Fiziksel, psikolojik veya ekonomik şiddet uygulama, cinsel ilişkiye girmeme, aileyle birlikte yaşama ayrı bir konutun olmaması, sadakat yükümlülüğüne aykırı davranışlar, hakaret etme, ailesine hakaret etme, toplum içinde rencide etme vb. sayılabilecek tüm davranışlar evlilik birliğini temelinden sarsabilir.
Evlilik birliğinin temelinden sarsılması nedeniyle açılan boşanma davasında, davacının evliliğin sona ermesinde davalının kusurlu olduğunu ispatlamak zorundadır.
Şayet davacı dava sonucunda daha ağır kusurlu bulunursa ve davalı da boşanmak istemiyor ise bu durumda boşanma davası reddedilecek ve evlilik birliği kaldığı yerden devam edecektir. Ancak davalı yanın boşanmak istememesi, hakkın kötüye kullanımı niteliğinde olmamalı veya eşler ve var ise çocuklar için evliliğin devam etmesinde bir yarar olmamalıdır.
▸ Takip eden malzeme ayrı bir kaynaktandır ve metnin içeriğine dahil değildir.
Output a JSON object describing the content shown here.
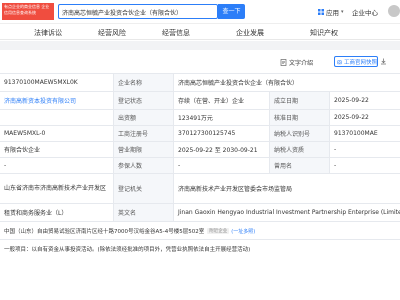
{
  "topbar": {
    "brand_text": "有点企业的商业信息 企业信用信息查询系统",
    "search_value": "济南高芯恒毓产业投资合伙企业（有限合伙）",
    "search_button": "查一下",
    "app_menu": "应用",
    "user_center": "企业中心"
  },
  "tabs": [
    "法律诉讼",
    "经营风险",
    "经营信息",
    "企业发展",
    "知识产权"
  ],
  "toolbar": {
    "text_intro": "文字介绍",
    "official_site": "工商官网快照",
    "download": "导出"
  },
  "info": {
    "credit_code": "91370100MAEW5MXL0K",
    "company_name_label": "企业名称",
    "company_name": "济南高芯恒毓产业投资合伙企业（有限合伙）",
    "partner_link": "济南高新资本投资有限公司",
    "reg_status_label": "登记状态",
    "reg_status": "存续（在营、开业）企业",
    "setup_date_label": "成立日期",
    "setup_date": "2025-09-22",
    "capital_label": "出资额",
    "capital": "123491万元",
    "approve_label": "核准日期",
    "approve_date": "2025-09-22",
    "reg_no_partial": "MAEW5MXL-0",
    "org_code_label": "工商注册号",
    "org_code": "370127300125745",
    "taxpayer_label": "纳税人识别号",
    "taxpayer_id": "91370100MAE",
    "company_type": "有限合伙企业",
    "term_label": "营业期限",
    "term": "2025-09-22 至 2030-09-21",
    "taxpayer_qual_label": "纳税人资质",
    "taxpayer_qual": "-",
    "dash1": "-",
    "insured_label": "参保人数",
    "insured": "-",
    "former_name_label": "曾用名",
    "former_name": "-",
    "region": "山东省济南市济南高新技术产业开发区",
    "authority_label": "登记机关",
    "authority": "济南高新技术产业开发区管委会市场监管局",
    "industry": "租赁和商务服务业（L）",
    "en_name_label": "英文名",
    "en_name": "Jinan Gaoxin Hengyao Industrial Investment Partnership Enterprise (Limited Partnership)",
    "address": "中国（山东）自由贸易试验区济南片区经十路7000号汉峪金谷A5-4号楼5层502室",
    "address_tag": "附近企业",
    "address_more": "(一址多照)",
    "scope": "一般项目：以自有资金从事投资活动。(除依法须经批准的项目外，凭营业执照依法自主开展经营活动)"
  },
  "colors": {
    "accent": "#2c7ef8",
    "brand_red": "#f04d3f",
    "label_bg": "#f5f7fa"
  }
}
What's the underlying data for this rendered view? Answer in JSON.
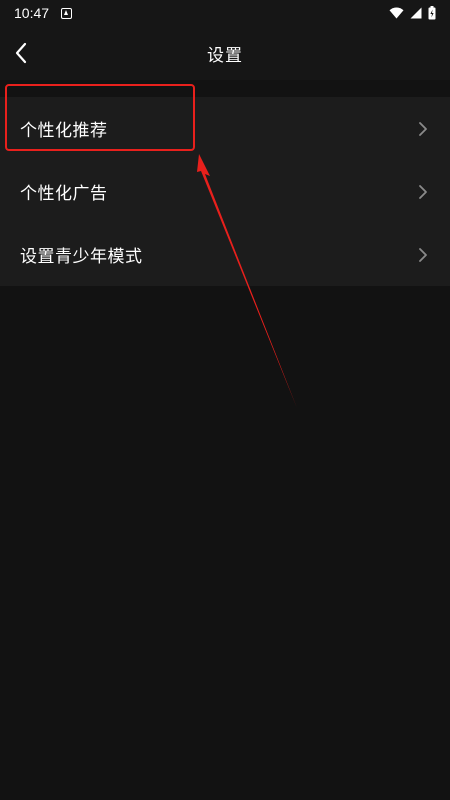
{
  "status_bar": {
    "time": "10:47"
  },
  "header": {
    "title": "设置"
  },
  "settings": {
    "items": [
      {
        "label": "个性化推荐"
      },
      {
        "label": "个性化广告"
      },
      {
        "label": "设置青少年模式"
      }
    ]
  },
  "colors": {
    "background": "#121212",
    "bar": "#161616",
    "list_bg": "#1c1c1c",
    "annotation": "#e8201c"
  }
}
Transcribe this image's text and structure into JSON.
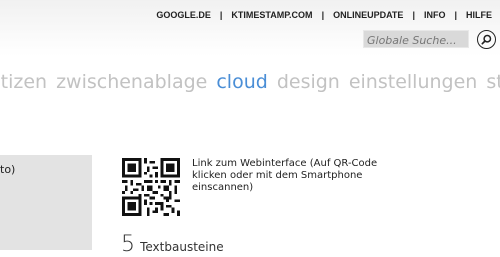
{
  "header": {
    "links": [
      "GOOGLE.DE",
      "KTIMESTAMP.COM",
      "ONLINEUPDATE",
      "INFO",
      "HILFE"
    ],
    "search_placeholder": "Globale Suche..."
  },
  "nav": {
    "items": [
      "otizen",
      "zwischenablage",
      "cloud",
      "design",
      "einstellungen",
      "sta"
    ],
    "active": "cloud"
  },
  "left_panel": {
    "text": "to)"
  },
  "cloud": {
    "qr_caption_lines": [
      "Link zum Webinterface (Auf QR-Code",
      "klicken oder mit dem Smartphone",
      "einscannen)"
    ],
    "textbausteine_count": "5",
    "textbausteine_label": "Textbausteine"
  },
  "colors": {
    "accent": "#4a8ed6",
    "nav_inactive": "#c2c2c2",
    "panel": "#e3e3e3"
  }
}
Evlilik birliğinin temelinden sarsılmasında davacı ile davalı eşit kusurlu bulunur ise tarafların boşanmalarına karar verilir.
Evlilik birliğinin temelinden sarsılmasında davacı kusursuz veya daha az kusurlu ise yine tarafların boşanmalarına karar verilir.
Boşanma davası için her ne kadar avukatla temsil edilme zorunluluğu bulunmasa da süreç uzun ve hukuki bilgiye çok ihtiyaç duyulduğundan alanında uzman bir boşanma avukatı tarafından sürecin takip edilmesini tavsiye ediyoruz.
Genel Boşanma Nedenleri
1.Evlilik Birliğinin Temelinden Sarsılması (Şiddetli Geçimsizlik)
Eşler arasında evliliğin devamını olanaksız kılan ciddi anlaşmazlıkların yaşanması.
2.Ortak Hayatın Kurulamaması
Eşler arasında fiili olarak bir ortak yaşamın kurulamaması veya bu yaşamın sürdürülememesi.
Bu nedenler dışında, tarafların anlaşmalı boşanma kapsamında birlikte başvuru yapmaları durumunda da mahkeme evliliğin sona ermesine karar verebilir.